None of the never-infected had hospitalization rates significantly below the average COVID hospitalization rate of the last half of 2021 — regardless of how many injections they took — but the “infected-but-never-injected” had hospitalization rates significantly below the average of late 2021.
To be fair, the “infected-and-triple-injected” had the lowest-recorded hospitalization rates, but head-to-head comparison against the “infected-but-never-injected” failed to reach statistical significance.
The upshot is, if you want protection against COVID hospitalization, do not rely on the injectable products to achieve it. Even the booster shots were unable to have a vaccine effectiveness of 50% against hospitalization — an industry standard cutoff value for vaccine products.

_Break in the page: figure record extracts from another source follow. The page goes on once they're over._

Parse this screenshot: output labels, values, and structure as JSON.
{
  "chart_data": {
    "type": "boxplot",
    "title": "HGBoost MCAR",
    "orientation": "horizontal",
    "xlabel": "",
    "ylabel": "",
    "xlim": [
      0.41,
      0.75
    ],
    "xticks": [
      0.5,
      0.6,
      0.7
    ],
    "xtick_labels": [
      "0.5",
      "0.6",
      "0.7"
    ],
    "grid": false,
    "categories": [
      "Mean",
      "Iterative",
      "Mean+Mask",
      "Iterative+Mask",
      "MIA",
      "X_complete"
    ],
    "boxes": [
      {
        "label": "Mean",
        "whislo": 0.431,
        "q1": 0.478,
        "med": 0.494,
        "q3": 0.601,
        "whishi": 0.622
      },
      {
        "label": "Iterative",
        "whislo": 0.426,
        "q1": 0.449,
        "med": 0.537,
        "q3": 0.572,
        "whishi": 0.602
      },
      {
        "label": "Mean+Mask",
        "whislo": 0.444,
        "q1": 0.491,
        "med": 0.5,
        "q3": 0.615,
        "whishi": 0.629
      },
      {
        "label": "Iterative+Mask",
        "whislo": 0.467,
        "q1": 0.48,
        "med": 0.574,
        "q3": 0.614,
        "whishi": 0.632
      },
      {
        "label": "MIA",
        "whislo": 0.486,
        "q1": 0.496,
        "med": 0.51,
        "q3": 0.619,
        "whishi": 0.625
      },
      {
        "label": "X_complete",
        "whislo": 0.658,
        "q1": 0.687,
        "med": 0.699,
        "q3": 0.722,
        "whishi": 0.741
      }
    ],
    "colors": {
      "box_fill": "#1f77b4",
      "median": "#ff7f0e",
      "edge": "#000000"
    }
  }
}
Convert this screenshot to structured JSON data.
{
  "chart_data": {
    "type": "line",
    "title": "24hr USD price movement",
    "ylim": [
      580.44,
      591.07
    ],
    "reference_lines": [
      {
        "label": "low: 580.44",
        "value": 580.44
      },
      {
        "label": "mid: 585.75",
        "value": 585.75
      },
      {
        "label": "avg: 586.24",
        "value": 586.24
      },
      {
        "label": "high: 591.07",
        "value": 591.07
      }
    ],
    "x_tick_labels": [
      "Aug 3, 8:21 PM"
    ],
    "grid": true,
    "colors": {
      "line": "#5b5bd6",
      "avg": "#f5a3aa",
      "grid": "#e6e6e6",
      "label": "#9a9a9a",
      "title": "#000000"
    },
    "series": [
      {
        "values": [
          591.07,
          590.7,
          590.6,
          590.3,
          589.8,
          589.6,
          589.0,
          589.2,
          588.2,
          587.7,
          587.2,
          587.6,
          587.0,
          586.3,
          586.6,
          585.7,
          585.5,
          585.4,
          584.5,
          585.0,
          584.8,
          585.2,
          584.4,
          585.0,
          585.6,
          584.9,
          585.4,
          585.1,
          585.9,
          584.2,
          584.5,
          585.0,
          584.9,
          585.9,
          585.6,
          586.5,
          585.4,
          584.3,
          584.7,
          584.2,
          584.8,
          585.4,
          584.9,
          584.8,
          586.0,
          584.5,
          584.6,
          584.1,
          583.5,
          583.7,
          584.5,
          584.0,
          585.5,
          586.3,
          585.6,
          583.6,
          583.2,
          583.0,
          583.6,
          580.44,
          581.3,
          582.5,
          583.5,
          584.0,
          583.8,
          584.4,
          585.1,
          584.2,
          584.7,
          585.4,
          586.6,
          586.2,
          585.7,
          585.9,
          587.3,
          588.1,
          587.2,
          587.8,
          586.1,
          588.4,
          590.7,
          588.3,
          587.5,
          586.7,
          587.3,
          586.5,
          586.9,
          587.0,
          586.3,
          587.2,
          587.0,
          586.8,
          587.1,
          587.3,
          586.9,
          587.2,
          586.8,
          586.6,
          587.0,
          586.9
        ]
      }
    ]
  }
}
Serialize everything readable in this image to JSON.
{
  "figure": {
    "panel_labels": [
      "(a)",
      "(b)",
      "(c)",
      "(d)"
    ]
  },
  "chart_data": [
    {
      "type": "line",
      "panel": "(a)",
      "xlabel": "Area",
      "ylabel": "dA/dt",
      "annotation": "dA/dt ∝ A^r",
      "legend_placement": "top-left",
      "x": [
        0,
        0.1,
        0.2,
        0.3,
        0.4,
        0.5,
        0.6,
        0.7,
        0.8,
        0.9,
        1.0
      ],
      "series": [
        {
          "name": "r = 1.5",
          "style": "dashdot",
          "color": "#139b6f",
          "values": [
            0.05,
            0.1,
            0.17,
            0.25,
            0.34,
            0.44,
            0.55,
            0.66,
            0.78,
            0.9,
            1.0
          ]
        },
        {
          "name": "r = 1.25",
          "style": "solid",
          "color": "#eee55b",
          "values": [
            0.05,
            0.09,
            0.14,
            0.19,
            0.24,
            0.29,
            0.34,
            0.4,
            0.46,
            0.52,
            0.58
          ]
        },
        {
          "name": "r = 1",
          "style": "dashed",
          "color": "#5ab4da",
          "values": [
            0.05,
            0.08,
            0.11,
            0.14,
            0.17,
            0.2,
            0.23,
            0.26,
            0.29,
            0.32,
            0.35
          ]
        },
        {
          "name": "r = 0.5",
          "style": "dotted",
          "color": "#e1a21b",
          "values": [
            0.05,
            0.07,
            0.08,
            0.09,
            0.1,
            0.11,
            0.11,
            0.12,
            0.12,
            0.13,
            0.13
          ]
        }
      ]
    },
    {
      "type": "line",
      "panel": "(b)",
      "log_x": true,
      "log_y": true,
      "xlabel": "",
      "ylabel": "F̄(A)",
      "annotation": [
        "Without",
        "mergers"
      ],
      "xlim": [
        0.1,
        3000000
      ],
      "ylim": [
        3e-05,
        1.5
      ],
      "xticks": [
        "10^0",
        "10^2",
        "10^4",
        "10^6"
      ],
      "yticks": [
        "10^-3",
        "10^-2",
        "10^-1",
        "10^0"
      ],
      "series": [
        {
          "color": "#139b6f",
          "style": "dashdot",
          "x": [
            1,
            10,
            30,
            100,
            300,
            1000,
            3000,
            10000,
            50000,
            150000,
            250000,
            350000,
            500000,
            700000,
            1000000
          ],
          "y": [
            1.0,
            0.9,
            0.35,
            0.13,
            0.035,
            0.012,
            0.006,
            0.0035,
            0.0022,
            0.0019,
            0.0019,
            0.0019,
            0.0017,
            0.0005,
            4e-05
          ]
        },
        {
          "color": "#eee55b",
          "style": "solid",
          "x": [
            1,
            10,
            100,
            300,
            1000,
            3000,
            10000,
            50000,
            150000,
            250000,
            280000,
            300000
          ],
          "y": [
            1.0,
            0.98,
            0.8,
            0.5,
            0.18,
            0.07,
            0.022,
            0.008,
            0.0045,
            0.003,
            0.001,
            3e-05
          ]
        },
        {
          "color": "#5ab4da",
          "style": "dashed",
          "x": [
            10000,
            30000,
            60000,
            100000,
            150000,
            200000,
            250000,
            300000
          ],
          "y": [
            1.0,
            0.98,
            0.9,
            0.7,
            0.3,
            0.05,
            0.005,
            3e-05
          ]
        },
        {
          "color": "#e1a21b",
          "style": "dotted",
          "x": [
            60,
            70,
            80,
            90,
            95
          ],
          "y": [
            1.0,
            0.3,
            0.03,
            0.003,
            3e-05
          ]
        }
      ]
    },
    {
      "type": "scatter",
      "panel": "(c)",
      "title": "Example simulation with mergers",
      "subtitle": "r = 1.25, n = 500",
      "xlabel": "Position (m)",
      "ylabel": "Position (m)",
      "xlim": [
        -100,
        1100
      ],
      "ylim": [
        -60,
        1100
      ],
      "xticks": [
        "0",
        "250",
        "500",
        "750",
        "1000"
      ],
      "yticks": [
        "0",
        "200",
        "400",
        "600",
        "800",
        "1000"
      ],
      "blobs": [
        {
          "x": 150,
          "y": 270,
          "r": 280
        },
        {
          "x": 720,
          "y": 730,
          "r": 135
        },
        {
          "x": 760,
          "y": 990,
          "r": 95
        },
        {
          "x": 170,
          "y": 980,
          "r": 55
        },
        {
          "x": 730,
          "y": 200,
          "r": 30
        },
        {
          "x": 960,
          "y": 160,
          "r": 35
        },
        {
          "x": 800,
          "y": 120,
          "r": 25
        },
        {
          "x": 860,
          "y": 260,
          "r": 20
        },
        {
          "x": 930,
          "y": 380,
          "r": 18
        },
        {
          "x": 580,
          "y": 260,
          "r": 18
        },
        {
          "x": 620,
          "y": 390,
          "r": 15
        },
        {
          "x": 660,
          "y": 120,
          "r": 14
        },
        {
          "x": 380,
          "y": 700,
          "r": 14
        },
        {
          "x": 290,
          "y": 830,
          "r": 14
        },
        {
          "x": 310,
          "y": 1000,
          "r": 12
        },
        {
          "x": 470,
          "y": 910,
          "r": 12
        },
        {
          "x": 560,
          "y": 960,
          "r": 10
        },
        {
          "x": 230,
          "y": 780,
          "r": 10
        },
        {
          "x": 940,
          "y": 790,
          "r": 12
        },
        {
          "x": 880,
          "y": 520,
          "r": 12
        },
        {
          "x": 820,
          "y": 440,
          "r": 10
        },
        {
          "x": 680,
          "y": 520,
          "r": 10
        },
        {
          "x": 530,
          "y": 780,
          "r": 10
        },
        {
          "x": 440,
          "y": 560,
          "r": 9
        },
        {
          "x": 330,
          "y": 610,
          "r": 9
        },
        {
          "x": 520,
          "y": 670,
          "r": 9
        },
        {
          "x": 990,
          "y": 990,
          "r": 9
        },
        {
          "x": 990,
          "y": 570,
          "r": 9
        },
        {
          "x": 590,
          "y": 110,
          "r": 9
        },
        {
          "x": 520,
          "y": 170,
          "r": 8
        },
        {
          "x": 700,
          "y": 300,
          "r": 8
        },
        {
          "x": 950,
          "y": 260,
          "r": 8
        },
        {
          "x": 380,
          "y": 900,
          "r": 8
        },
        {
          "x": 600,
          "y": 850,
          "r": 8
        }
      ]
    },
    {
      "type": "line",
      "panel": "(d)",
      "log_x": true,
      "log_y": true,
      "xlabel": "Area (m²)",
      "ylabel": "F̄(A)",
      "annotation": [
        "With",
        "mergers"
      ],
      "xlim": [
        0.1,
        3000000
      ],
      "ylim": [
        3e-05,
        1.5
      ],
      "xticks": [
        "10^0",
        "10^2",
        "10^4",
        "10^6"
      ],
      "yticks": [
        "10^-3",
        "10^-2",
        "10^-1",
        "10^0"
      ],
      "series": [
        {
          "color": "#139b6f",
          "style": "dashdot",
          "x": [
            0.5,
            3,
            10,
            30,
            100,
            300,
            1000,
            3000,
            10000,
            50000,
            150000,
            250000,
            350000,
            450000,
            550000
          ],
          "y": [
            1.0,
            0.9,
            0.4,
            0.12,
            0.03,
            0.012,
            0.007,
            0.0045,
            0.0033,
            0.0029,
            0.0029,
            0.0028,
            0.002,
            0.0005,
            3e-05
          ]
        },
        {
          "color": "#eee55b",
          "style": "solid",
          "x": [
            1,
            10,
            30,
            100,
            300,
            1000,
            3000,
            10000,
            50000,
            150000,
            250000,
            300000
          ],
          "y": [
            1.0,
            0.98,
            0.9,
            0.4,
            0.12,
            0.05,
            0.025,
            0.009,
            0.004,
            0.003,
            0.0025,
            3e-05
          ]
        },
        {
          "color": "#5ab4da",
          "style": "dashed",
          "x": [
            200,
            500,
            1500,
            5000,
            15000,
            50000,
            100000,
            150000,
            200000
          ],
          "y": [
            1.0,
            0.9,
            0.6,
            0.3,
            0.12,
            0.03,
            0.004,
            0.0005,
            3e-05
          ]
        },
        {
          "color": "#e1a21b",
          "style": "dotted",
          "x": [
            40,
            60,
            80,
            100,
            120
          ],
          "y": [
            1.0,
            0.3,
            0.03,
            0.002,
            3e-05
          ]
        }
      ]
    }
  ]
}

WHO, for all of its faults, has — or at least had — a 70% vaccine effectiveness standard. Only naturally-acquired infection (alone or with injections) was able to surpass the WHO standard for effectiveness here.
Reference
[California prison study showing protection against COVID hospitalization] — Protection against Omicron from Vaccination and Previous Infection in a Prison System. https://www.nejm.org/doi/full/10.1056/NEJMoa2207082
[average weekly COVID hospitalization was 12.9 per 100,000 in 2020 and 16.9 in 2021] — OWID. https://ourworldindata.org/grapher/weekly-hospital-admissions-covid-per-million
[WHO once recommended 70% vaccine efficacy (VE) against COVID] — Ssentongo P, Ssentongo AE, Voleti N, Groff D, Sun A, Ba DM, Nunez J, Parent LJ, Chinchilli VM, Paules CI. SARS-CoV-2 vaccine effectiveness against infection, symptomatic and severe COVID-19: a systematic review and meta-analysis. BMC Infect Dis. 2022 May 7;22(1):439. doi: 10.1186/s12879-022-07418-y. PMID: 35525973; PMCID: PMC9077344. https://www.ncbi.nlm.nih.gov/pmc/articles/PMC9077344/
Quote:
A pooled VE of 90% at five months post-vaccination remains well above the WHO’s preferred estimate of 70% and minimal estimate of 50% when considering effectiveness against the outcome of severe disease [7].